Reviews

Fried Chicken and Latkes

Rain Pryor’s autobiographical solo show needs to dig deeper to be truly satisfying.

Rain Pryor in Fried Chicken and Latkes
(© Peter Zimmern)
Rain Pryor in Fried Chicken and Latkes
(© Peter Zimmern)

Deep within Rain Pryor’s autobiographical solo show,
Fried Chicken and Latkes, now at The Actors’ Temple Theatre, there are compelling portraits of herself and her late father, the comedian Richard Pryor, still waiting to be discovered. But it’s clear that Pryor needs a stronger director or dramaturg than “consulting director” Ellyn Long Marshall to help shape her story into a satisfying theatrical piece.


Pryor — the former star of the 1980s sitcom Head of the Class — has created a show that incorporates poetry, song, and standup in an attempt to draw a portrait of a typical American girl growing up the child of atypical parents. (Her white, Jewish mother was the second of Richard Pryor’s seven wives.) While there is plenty of focus on growing up multiracial (and dysfunctional) in 1970s Southern California, Pryor offers very little in the way of fresh perspectives or engaging humor on that subject.


The first segment is built around a weak parody of the title song from the musical Cabaret in which the star asks, “What’s the big deal if I’m black and Jew? Life is fried chicken and latkes, too.”


It’s also the kind of show that thinks putting the words “meshugana” and “motherfucka” in a sentence is, by itself, hilarious. Although Pryor does possess a nice, warm velvety belt in her voice, neither her lyrics nor her stabs at confessional slam poetry are all that well-written.

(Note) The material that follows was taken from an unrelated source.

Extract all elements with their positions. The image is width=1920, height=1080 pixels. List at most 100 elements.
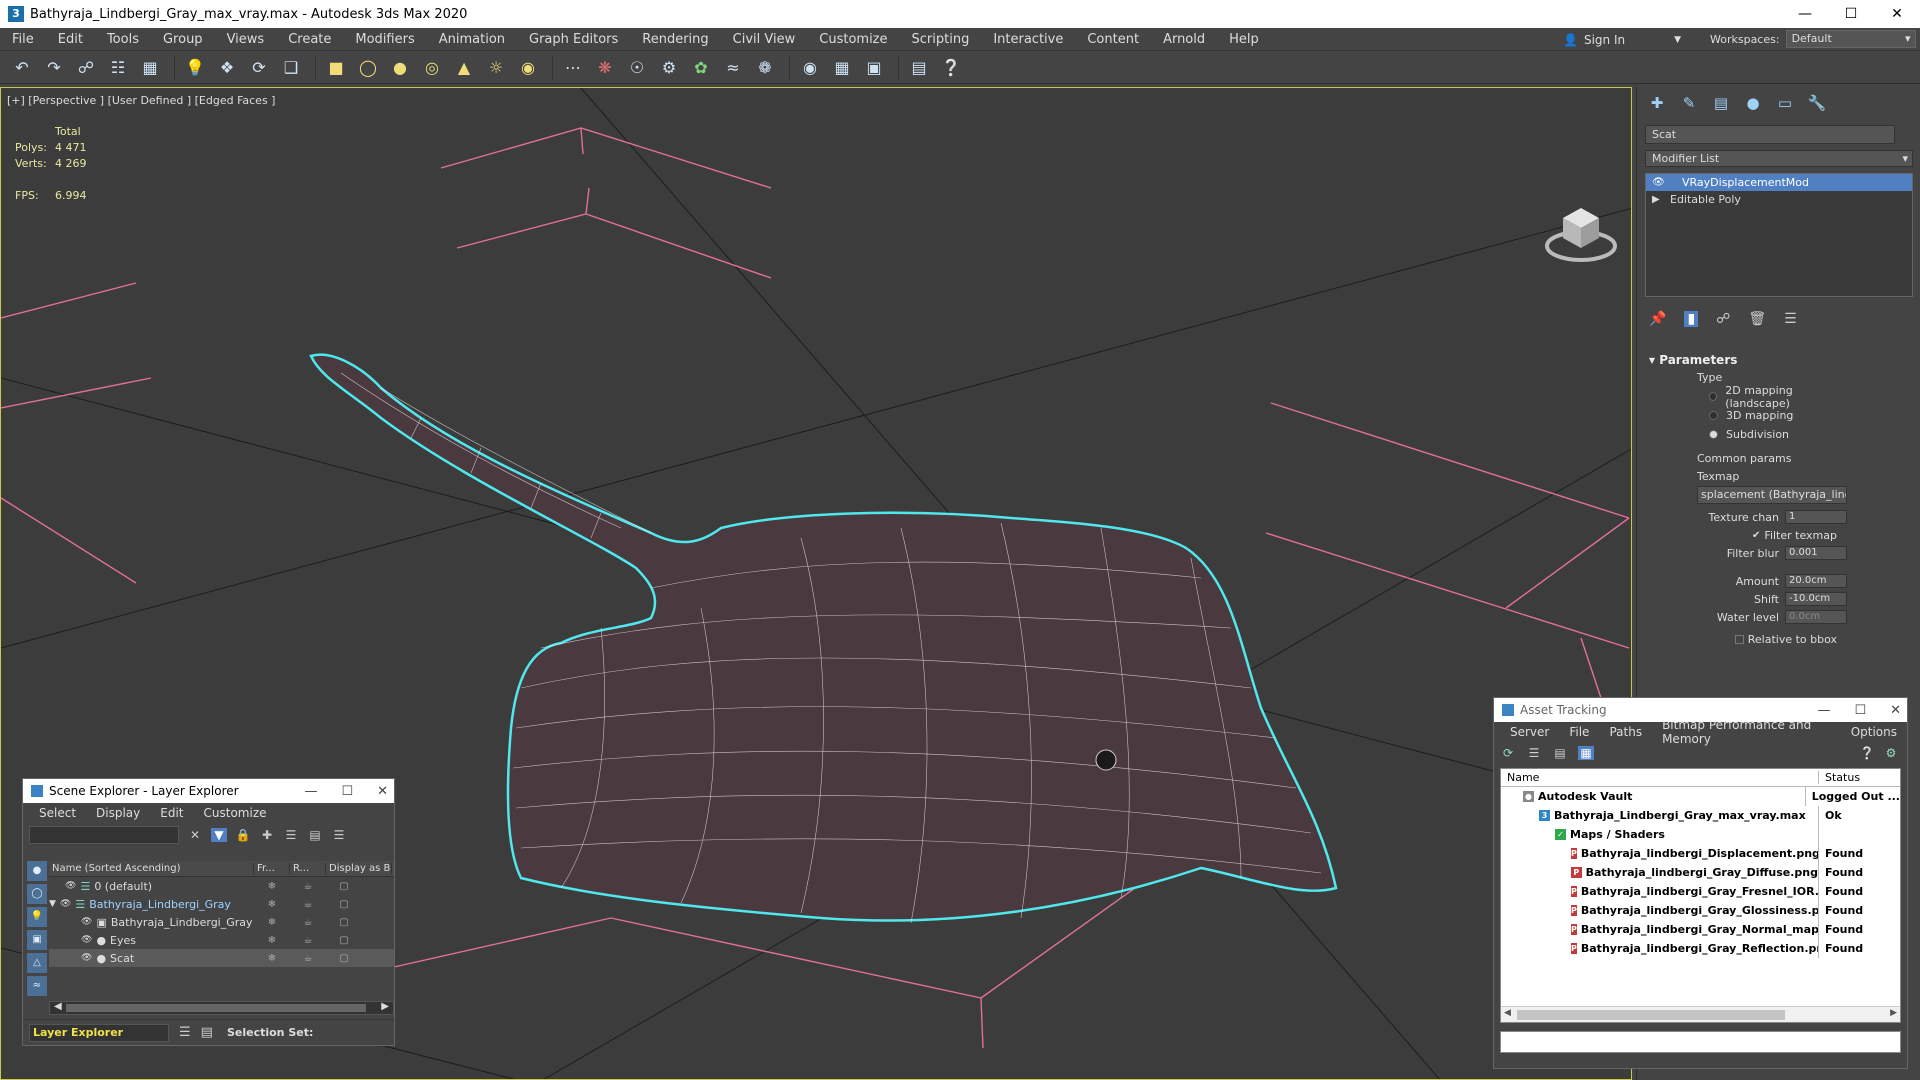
eye-icon[interactable]: 👁 — [81, 935, 92, 945]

This leaves us wanting to simply connect to her story, as well as that of her parents. But, here, too, she keeps us at arm’s length. She teases us with a revelation or two, like the story about her grandfather, who supposedly integrated Las Vegas nightclubs by seating Sammy Davis Jr. at a ringside table one night.


She also talks about the times that Miles Davis would drop by the house and play Baby Rain to sleep with his trumpet — or the claim that Richard’s infamous free-basing incident in 1980, which nearly killed him, was not an accident but a suicide attempt. These tantalizing bits, however, drop in out of nowhere and, just as quickly, disappear with little or no exploration.


Meanwhile, Pryor’s physical portrayals are largely one-dimensional cartoons. One exception to this is a monologue she delivers as an indomitable great-grandmother who was clearly no one to fool around with. “Richard Pryor is a kind and generous man,” declares the old woman during Rain’s childhood. “You can ask any hooker.”


Indeed, that story is just part of Pryor’s obviously fascinating but insufficiently excavated tale about the unusual women in this girl’s life who raised her in the absence of her legendary father.